La veille de cette présentation, le 5 mars, une mobilisation nationale est prévue à l’appel de la CGT et de FO, les deux confédérations non-signataires, en vue de freiner l’élan du gouvernement, lequel semble prêt à aller très loin pour satisfaire les organisations signataires, en particulier le Medef. Pour Matignon, le texte obtenu après plus de trois mois de négociations est considéré comme « le plus important depuis plus de trente ans ». Il « contribue à répondre à cette exigence : compétitivité économique, compétitivité sociale, efficacité économique et solidarité vont de pair », a affirmé Jean-Marc Ayrault. Exposé aux partenaires sociaux à la mi-février, l’avant-projet de loi, qui a transposé « fidèlement » et « sans délai » l’accord national à la demande de François Hollande, a suscité la colère de la CGT et de FO, qui ont été rejoints par d’autres syndicats (FSU, Solidaires, CNT) ainsi que par des organisations associatives et politiques (PCF, PG, NPA). Le texte est le « fruit de tractations entre le ministère du Travail et les signataires », dénonce la CGT.

« Nous avions trois textes fondamentaux pendant la négociation : le discours de François Hollande à la conférence sociale du 8 juillet, le discours de Jean-Marc Ayrault, en clôture de cette conférence, et la lettre de cadrage de Michel Sapin  [ministre du Travail.   NDLR]. Quand on regarde ce que cela a produit le 11 janvier, c’est en complet décalage avec les orientations qui ont été fixées. Si j’avais été enseignant, j’aurais mis en rouge : hors sujet ! », affirme Thierry Lepaon, qui succédera à Bernard Thibault lors du prochain congrès de la CGT, prévu à Toulouse du 18 au 23 mars, avant que ne commencent les débats à l’Assemblée nationale sur le projet de loi. Le gouvernement « reprend à son compte les dispositions les plus régressives » de l’accord du 11 janvier, quitte « à violer les textes internationaux, alors que des voix venant d’horizons divers l’ont alerté sur ce problème », pointe la CGT. « Dans plusieurs régions, le Syndicat des avocats de France, le Syndicat de la magistrature, les conseillers prud’homaux et les cabinets d’expertise ont examiné en détail l’accord et sa transposition dans la loi. Ils sont inquiets et se mobilisent pour qu’il ne soit pas transcrit en l’état », explique Thierry Lepaon. En cause, les accords de maintien dans l’emploi, semblables aux accords de compétitivité-emploi souhaités par Sarkozy, et les accords dits de « mobilité interne ». Ils pourraient imposer à un salarié un changement du lieu de son emploi, une baisse de salaire ou une augmentation du temps de travail en échange du maintien de l’emploi. Surtout, ils permettraient de licencier les salariés refusant une baisse de salaire (voir ci-contre l’entretien avec Jean-Claude Mailly, secrétaire général de FO).

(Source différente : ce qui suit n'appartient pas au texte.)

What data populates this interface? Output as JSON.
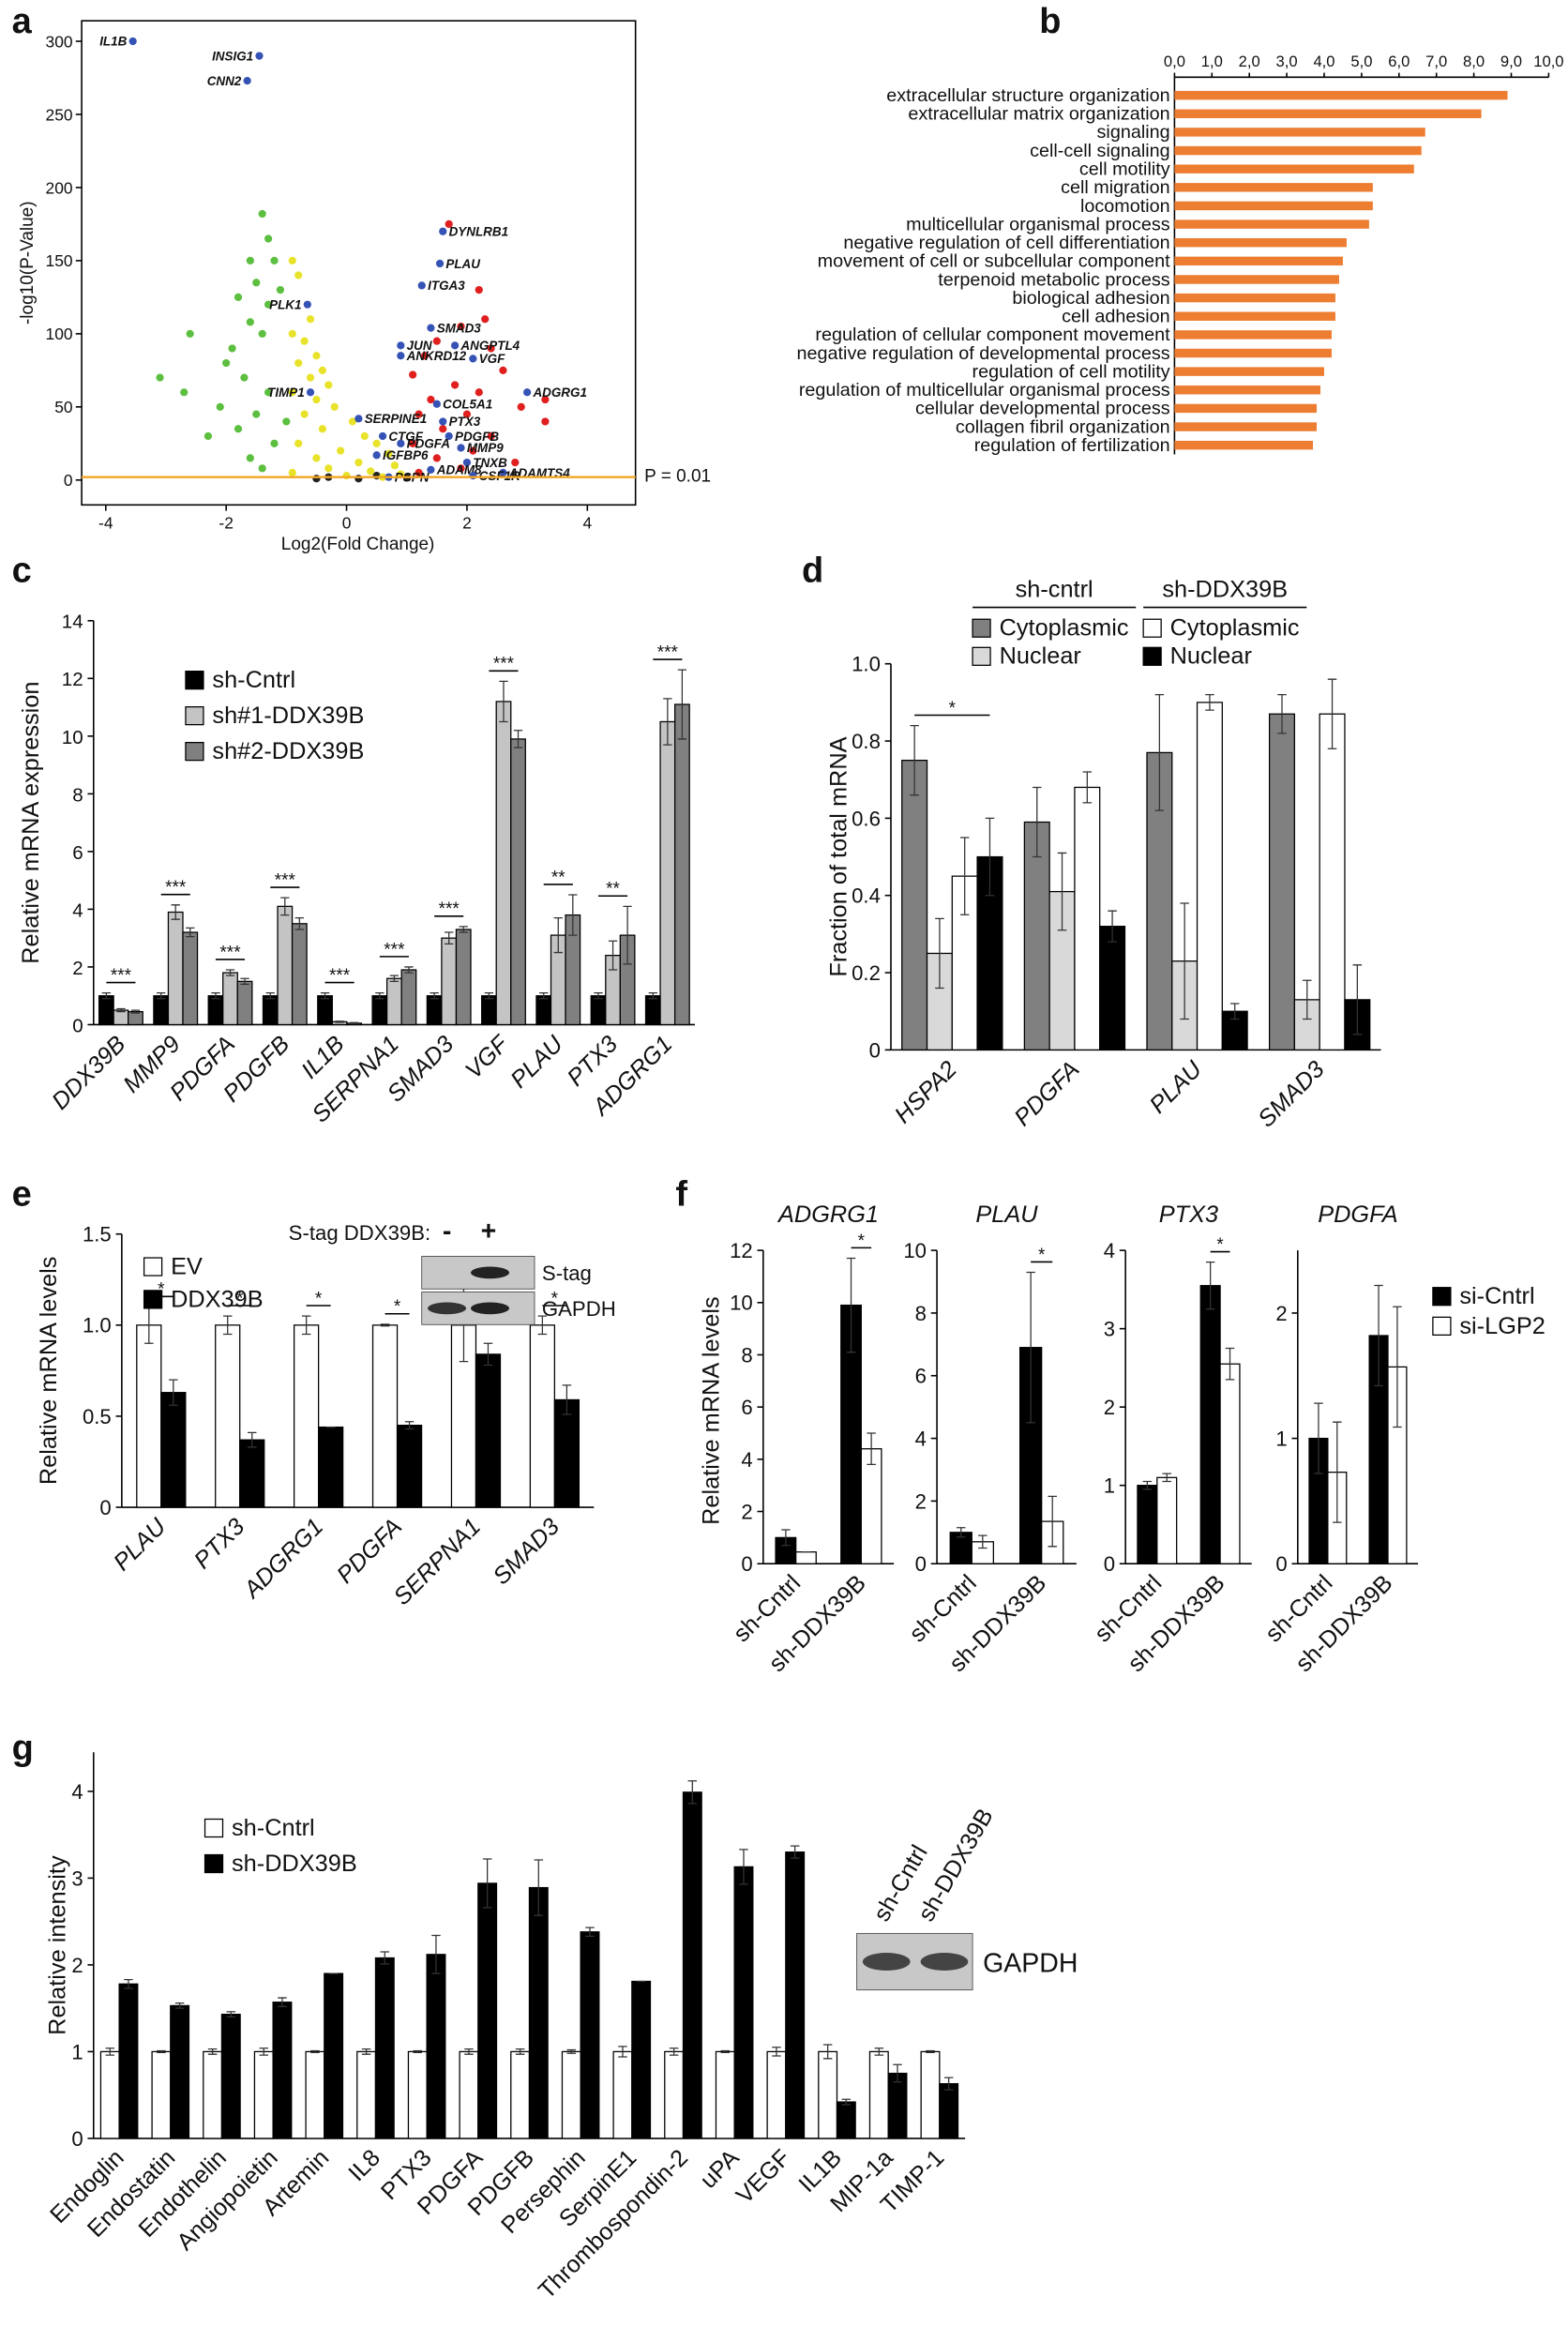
{
  "chart_data": [
    {
      "type": "scatter",
      "panel": "a",
      "xlabel": "Log2(Fold Change)",
      "ylabel": "-log10(P-Value)",
      "xlim": [
        -4.4,
        4.8
      ],
      "ylim": [
        -17,
        314
      ],
      "xticks": [
        -4,
        -2,
        0,
        2,
        4
      ],
      "yticks": [
        0,
        50,
        100,
        150,
        200,
        250,
        300
      ],
      "threshold": {
        "value": 2,
        "label": "P = 0.01",
        "color": "#f5a623"
      },
      "series": [
        {
          "color": "#222222",
          "x": [
            -0.3,
            0.2,
            0.5,
            -0.5,
            1.0
          ],
          "values": [
            2,
            1,
            3,
            1,
            2
          ]
        },
        {
          "color": "#e8e32a",
          "x": [
            -0.9,
            -0.8,
            -0.6,
            -0.9,
            -0.7,
            -0.5,
            -0.8,
            -0.4,
            -0.6,
            -0.3,
            -0.9,
            -0.5,
            -0.2,
            -0.7,
            0.1,
            -0.4,
            0.3,
            -0.8,
            0.5,
            -0.1,
            0.7,
            -0.5,
            0.2,
            0.8,
            -0.3,
            0.4,
            -0.9,
            0.9,
            0.0,
            0.6
          ],
          "values": [
            150,
            140,
            110,
            100,
            95,
            85,
            80,
            75,
            70,
            65,
            60,
            55,
            50,
            45,
            40,
            35,
            30,
            25,
            25,
            20,
            18,
            15,
            12,
            10,
            8,
            6,
            5,
            4,
            3,
            2
          ]
        },
        {
          "color": "#5cbf3f",
          "x": [
            -1.4,
            -1.3,
            -1.6,
            -1.2,
            -1.5,
            -1.1,
            -1.8,
            -1.3,
            -1.6,
            -2.6,
            -1.4,
            -1.9,
            -2.0,
            -3.1,
            -2.7,
            -1.7,
            -1.3,
            -2.1,
            -1.5,
            -1.0,
            -1.8,
            -1.2,
            -2.3,
            -1.6,
            -1.4
          ],
          "values": [
            182,
            165,
            150,
            150,
            135,
            130,
            125,
            120,
            108,
            100,
            100,
            90,
            80,
            70,
            60,
            70,
            60,
            50,
            45,
            40,
            35,
            25,
            30,
            15,
            8
          ]
        },
        {
          "color": "#e0201f",
          "x": [
            1.7,
            2.2,
            2.3,
            1.9,
            1.5,
            2.4,
            1.3,
            2.6,
            1.1,
            1.8,
            2.2,
            1.4,
            3.3,
            2.9,
            1.2,
            2.0,
            3.3,
            1.6,
            2.4,
            1.1,
            2.1,
            1.5,
            2.8,
            1.9,
            1.2
          ],
          "values": [
            175,
            130,
            110,
            105,
            95,
            90,
            85,
            75,
            72,
            65,
            60,
            55,
            55,
            50,
            45,
            45,
            40,
            35,
            30,
            25,
            20,
            15,
            12,
            8,
            5
          ]
        },
        {
          "color": "#3552b5",
          "x": [
            -3.55,
            -1.45,
            -1.65,
            1.6,
            1.55,
            1.25,
            -0.65,
            1.4,
            0.9,
            1.8,
            0.9,
            2.1,
            -0.6,
            3.0,
            1.5,
            0.2,
            1.6,
            1.7,
            0.6,
            0.9,
            1.9,
            0.5,
            2.0,
            1.4,
            2.6,
            0.7,
            2.1
          ],
          "values": [
            300,
            290,
            273,
            170,
            148,
            133,
            120,
            104,
            92,
            92,
            85,
            83,
            60,
            60,
            52,
            42,
            40,
            30,
            30,
            25,
            22,
            17,
            12,
            7,
            5,
            2,
            3
          ],
          "point_labels": [
            "IL1B",
            "INSIG1",
            "CNN2",
            "DYNLRB1",
            "PLAU",
            "ITGA3",
            "PLK1",
            "SMAD3",
            "JUN",
            "ANGPTL4",
            "ANKRD12",
            "VGF",
            "TIMP1",
            "ADGRG1",
            "COL5A1",
            "SERPINE1",
            "PTX3",
            "PDGFB",
            "CTGF",
            "PDGFA",
            "MMP9",
            "IGFBP6",
            "TNXB",
            "ADAM8",
            "ADAMTS4",
            "PSPN",
            "CSF1R"
          ]
        }
      ]
    },
    {
      "type": "barh",
      "panel": "b",
      "color": "#ed7d31",
      "xlim": [
        0,
        10
      ],
      "xticks": [
        {
          "value": 0,
          "label": "0,0"
        },
        {
          "value": 1,
          "label": "1,0"
        },
        {
          "value": 2,
          "label": "2,0"
        },
        {
          "value": 3,
          "label": "3,0"
        },
        {
          "value": 4,
          "label": "4,0"
        },
        {
          "value": 5,
          "label": "5,0"
        },
        {
          "value": 6,
          "label": "6,0"
        },
        {
          "value": 7,
          "label": "7,0"
        },
        {
          "value": 8,
          "label": "8,0"
        },
        {
          "value": 9,
          "label": "9,0"
        },
        {
          "value": 10,
          "label": "10,0"
        }
      ],
      "categories": [
        "extracellular structure organization",
        "extracellular matrix organization",
        "signaling",
        "cell-cell signaling",
        "cell motility",
        "cell migration",
        "locomotion",
        "multicellular organismal process",
        "negative regulation of cell differentiation",
        "movement of cell or subcellular component",
        "terpenoid metabolic process",
        "biological adhesion",
        "cell adhesion",
        "regulation of cellular component movement",
        "negative regulation of developmental process",
        "regulation of cell motility",
        "regulation of multicellular organismal process",
        "cellular developmental process",
        "collagen fibril organization",
        "regulation of fertilization"
      ],
      "values": [
        8.9,
        8.2,
        6.7,
        6.6,
        6.4,
        5.3,
        5.3,
        5.2,
        4.6,
        4.5,
        4.4,
        4.3,
        4.3,
        4.2,
        4.2,
        4.0,
        3.9,
        3.8,
        3.8,
        3.7
      ]
    },
    {
      "type": "bar",
      "panel": "c",
      "ylabel": "Relative mRNA expression",
      "ylim": [
        0,
        14
      ],
      "yticks": [
        0,
        2,
        4,
        6,
        8,
        10,
        12,
        14
      ],
      "legend": "upper left",
      "categories": [
        "DDX39B",
        "MMP9",
        "PDGFA",
        "PDGFB",
        "IL1B",
        "SERPNA1",
        "SMAD3",
        "VGF",
        "PLAU",
        "PTX3",
        "ADGRG1"
      ],
      "significance": [
        "***",
        "***",
        "***",
        "***",
        "***",
        "***",
        "***",
        "***",
        "**",
        "**",
        "***"
      ],
      "series": [
        {
          "name": "sh-Cntrl",
          "color": "#000000",
          "values": [
            1.0,
            1.0,
            1.0,
            1.0,
            1.0,
            1.0,
            1.0,
            1.0,
            1.0,
            1.0,
            1.0
          ],
          "errors": [
            0.1,
            0.1,
            0.1,
            0.1,
            0.1,
            0.1,
            0.1,
            0.1,
            0.1,
            0.1,
            0.1
          ]
        },
        {
          "name": "sh#1-DDX39B",
          "color": "#c4c4c4",
          "values": [
            0.5,
            3.9,
            1.8,
            4.1,
            0.1,
            1.6,
            3.0,
            11.2,
            3.1,
            2.4,
            10.5
          ],
          "errors": [
            0.05,
            0.25,
            0.1,
            0.3,
            0.02,
            0.1,
            0.2,
            0.7,
            0.6,
            0.5,
            0.8
          ]
        },
        {
          "name": "sh#2-DDX39B",
          "color": "#808080",
          "values": [
            0.45,
            3.2,
            1.5,
            3.5,
            0.05,
            1.9,
            3.3,
            9.9,
            3.8,
            3.1,
            11.1
          ],
          "errors": [
            0.05,
            0.15,
            0.1,
            0.2,
            0.02,
            0.1,
            0.1,
            0.3,
            0.7,
            1.0,
            1.2
          ]
        }
      ]
    },
    {
      "type": "bar",
      "panel": "d",
      "ylabel": "Fraction of total mRNA",
      "ylim": [
        0,
        1.0
      ],
      "yticks": [
        0,
        0.2,
        0.4,
        0.6,
        0.8,
        {
          "value": 1,
          "label": "1.0"
        }
      ],
      "legend": "top",
      "categories": [
        "HSPA2",
        "PDGFA",
        "PLAU",
        "SMAD3"
      ],
      "significance": [
        "*",
        null,
        null,
        null
      ],
      "series": [
        {
          "group": "sh-cntrl",
          "name": "Cytoplasmic",
          "color": "#808080",
          "values": [
            0.75,
            0.59,
            0.77,
            0.87
          ],
          "errors": [
            0.09,
            0.09,
            0.15,
            0.05
          ]
        },
        {
          "group": "sh-cntrl",
          "name": "Nuclear",
          "color": "#d9d9d9",
          "values": [
            0.25,
            0.41,
            0.23,
            0.13
          ],
          "errors": [
            0.09,
            0.1,
            0.15,
            0.05
          ]
        },
        {
          "group": "sh-DDX39B",
          "name": "Cytoplasmic",
          "color": "#ffffff",
          "values": [
            0.45,
            0.68,
            0.9,
            0.87
          ],
          "errors": [
            0.1,
            0.04,
            0.02,
            0.09
          ]
        },
        {
          "group": "sh-DDX39B",
          "name": "Nuclear",
          "color": "#000000",
          "values": [
            0.5,
            0.32,
            0.1,
            0.13
          ],
          "errors": [
            0.1,
            0.04,
            0.02,
            0.09
          ]
        }
      ]
    },
    {
      "type": "bar",
      "panel": "e",
      "ylabel": "Relative mRNA levels",
      "ylim": [
        0,
        1.5
      ],
      "yticks": [
        0,
        0.5,
        {
          "value": 1,
          "label": "1.0"
        },
        1.5
      ],
      "legend": "upper left",
      "categories": [
        "PLAU",
        "PTX3",
        "ADGRG1",
        "PDGFA",
        "SERPNA1",
        "SMAD3"
      ],
      "significance": [
        "*",
        "*",
        "*",
        "*",
        null,
        "*"
      ],
      "inset": {
        "title": "S-tag DDX39B:",
        "lanes": [
          "-",
          "+"
        ],
        "rows": [
          "S-tag",
          "GAPDH"
        ]
      },
      "series": [
        {
          "name": "EV",
          "color": "#ffffff",
          "values": [
            1,
            1,
            1,
            1,
            1,
            1
          ],
          "errors": [
            0.1,
            0.05,
            0.05,
            0.005,
            0.2,
            0.05
          ]
        },
        {
          "name": "DDX39B",
          "color": "#000000",
          "values": [
            0.63,
            0.37,
            0.44,
            0.45,
            0.84,
            0.59
          ],
          "errors": [
            0.07,
            0.04,
            0,
            0.02,
            0.06,
            0.08
          ]
        }
      ]
    },
    {
      "type": "bar",
      "panel": "f",
      "title": "ADGRG1",
      "ylabel": "Relative mRNA levels",
      "ylim": [
        0,
        12
      ],
      "yticks": [
        0,
        2,
        4,
        6,
        8,
        10,
        12
      ],
      "categories": [
        "sh-Cntrl",
        "sh-DDX39B"
      ],
      "significance": [
        null,
        "*"
      ],
      "series": [
        {
          "name": "si-Cntrl",
          "color": "#000000",
          "values": [
            1.0,
            9.9
          ],
          "errors": [
            0.3,
            1.8
          ]
        },
        {
          "name": "si-LGP2",
          "color": "#ffffff",
          "values": [
            0.45,
            4.4
          ],
          "errors": [
            0,
            0.6
          ]
        }
      ]
    },
    {
      "type": "bar",
      "title": "PLAU",
      "ylim": [
        0,
        10
      ],
      "yticks": [
        0,
        2,
        4,
        6,
        8,
        10
      ],
      "categories": [
        "sh-Cntrl",
        "sh-DDX39B"
      ],
      "significance": [
        null,
        "*"
      ],
      "series": [
        {
          "name": "si-Cntrl",
          "color": "#000000",
          "values": [
            1.0,
            6.9
          ],
          "errors": [
            0.15,
            2.4
          ]
        },
        {
          "name": "si-LGP2",
          "color": "#ffffff",
          "values": [
            0.7,
            1.35
          ],
          "errors": [
            0.2,
            0.8
          ]
        }
      ]
    },
    {
      "type": "bar",
      "title": "PTX3",
      "ylim": [
        0,
        4
      ],
      "yticks": [
        0,
        1,
        2,
        3,
        4
      ],
      "categories": [
        "sh-Cntrl",
        "sh-DDX39B"
      ],
      "significance": [
        null,
        "*"
      ],
      "series": [
        {
          "name": "si-Cntrl",
          "color": "#000000",
          "values": [
            1.0,
            3.55
          ],
          "errors": [
            0.05,
            0.3
          ]
        },
        {
          "name": "si-LGP2",
          "color": "#ffffff",
          "values": [
            1.1,
            2.55
          ],
          "errors": [
            0.05,
            0.2
          ]
        }
      ]
    },
    {
      "type": "bar",
      "title": "PDGFA",
      "ylim": [
        0,
        2.5
      ],
      "yticks": [
        0,
        1,
        2
      ],
      "legend": "right",
      "categories": [
        "sh-Cntrl",
        "sh-DDX39B"
      ],
      "series": [
        {
          "name": "si-Cntrl",
          "color": "#000000",
          "values": [
            1.0,
            1.82
          ],
          "errors": [
            0.28,
            0.4
          ]
        },
        {
          "name": "si-LGP2",
          "color": "#ffffff",
          "values": [
            0.73,
            1.57
          ],
          "errors": [
            0.4,
            0.48
          ]
        }
      ]
    },
    {
      "type": "bar",
      "panel": "g",
      "ylabel": "Relative intensity",
      "ylim": [
        0,
        4.45
      ],
      "yticks": [
        0,
        1,
        2,
        3,
        4
      ],
      "legend": "upper left",
      "categories": [
        "Endoglin",
        "Endostatin",
        "Endothelin",
        "Angiopoietin",
        "Artemin",
        "IL8",
        "PTX3",
        "PDGFA",
        "PDGFB",
        "Persephin",
        "SerpinE1",
        "Thrombospondin-2",
        "uPA",
        "VEGF",
        "IL1B",
        "MIP-1a",
        "TIMP-1"
      ],
      "inset": {
        "lanes": [
          "sh-Cntrl",
          "sh-DDX39B"
        ],
        "rows": [
          "GAPDH"
        ]
      },
      "series": [
        {
          "name": "sh-Cntrl",
          "color": "#ffffff",
          "values": [
            1,
            1,
            1,
            1,
            1,
            1,
            1,
            1,
            1,
            1,
            1,
            1,
            1,
            1,
            1,
            1,
            1
          ],
          "errors": [
            0.04,
            0.01,
            0.03,
            0.04,
            0.01,
            0.03,
            0.01,
            0.03,
            0.03,
            0.02,
            0.06,
            0.04,
            0.01,
            0.05,
            0.08,
            0.04,
            0.01
          ]
        },
        {
          "name": "sh-DDX39B",
          "color": "#000000",
          "values": [
            1.78,
            1.53,
            1.43,
            1.57,
            1.9,
            2.08,
            2.12,
            2.94,
            2.89,
            2.38,
            1.81,
            3.99,
            3.13,
            3.3,
            0.42,
            0.75,
            0.63
          ],
          "errors": [
            0.05,
            0.03,
            0.03,
            0.05,
            0,
            0.07,
            0.22,
            0.28,
            0.32,
            0.05,
            0,
            0.13,
            0.2,
            0.07,
            0.03,
            0.1,
            0.07
          ]
        }
      ]
    }
  ]
}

**« Pour l’instant, le projet de loi* est la reprise conforme de l’accord du 11 janvier,* s’inquiète Thierry Lepaon. Et si l’on entend aboyer le Medef et les signataires, c’est parce qu’ils ont simplement l’ambition de considérer que les parlementaires n’ont qu’un rôle de transcription de l’accord dans la loi. Nous, nous avons une autre vision des parlementaires. Nous pensons que c’est à eux de faire la loi et pas au Medef. » Le message a été transmis aux députés du groupe socialiste à l’Assemblée nationale, qui ont auditionné les syndicats et apparaissent divisés. Le député socialiste Jérôme Guedj a constaté « le trouble de ses collègues » lors de l’audition, le 20 février, de Bernard Thibault, secrétaire général de la CGT. Le député de l’aile gauche du PS a plaidé pour « prendre le temps de regarder les conséquences de l’accord, dont Jean-Claude Mailly et Bernard Thibault disent qu’il va entraîner des régressions », et se dit favorable à des « amendements un peu significatifs ». Comme les syndicats non-signataires, certains députés du PS comptent sur le Conseil d’État pour censurer certaines dispositions du projet de loi. De son côté, Thierry Lepaon prévient : « Je ne souhaite pas que la CGT saisisse les tribunaux internationaux pour dire que notre pays a sorti une loi qui est contraire à l’Organisation internationale du travail. Cela ferait un peu désordre. Mais si on ne peut pas éviter cette situation, on les saisira. » Les parlementaires de gauche ont encore quelques semaines devant eux pour revoir profondément la réforme du marché du travail, ou exprimer leur opposition. T. B.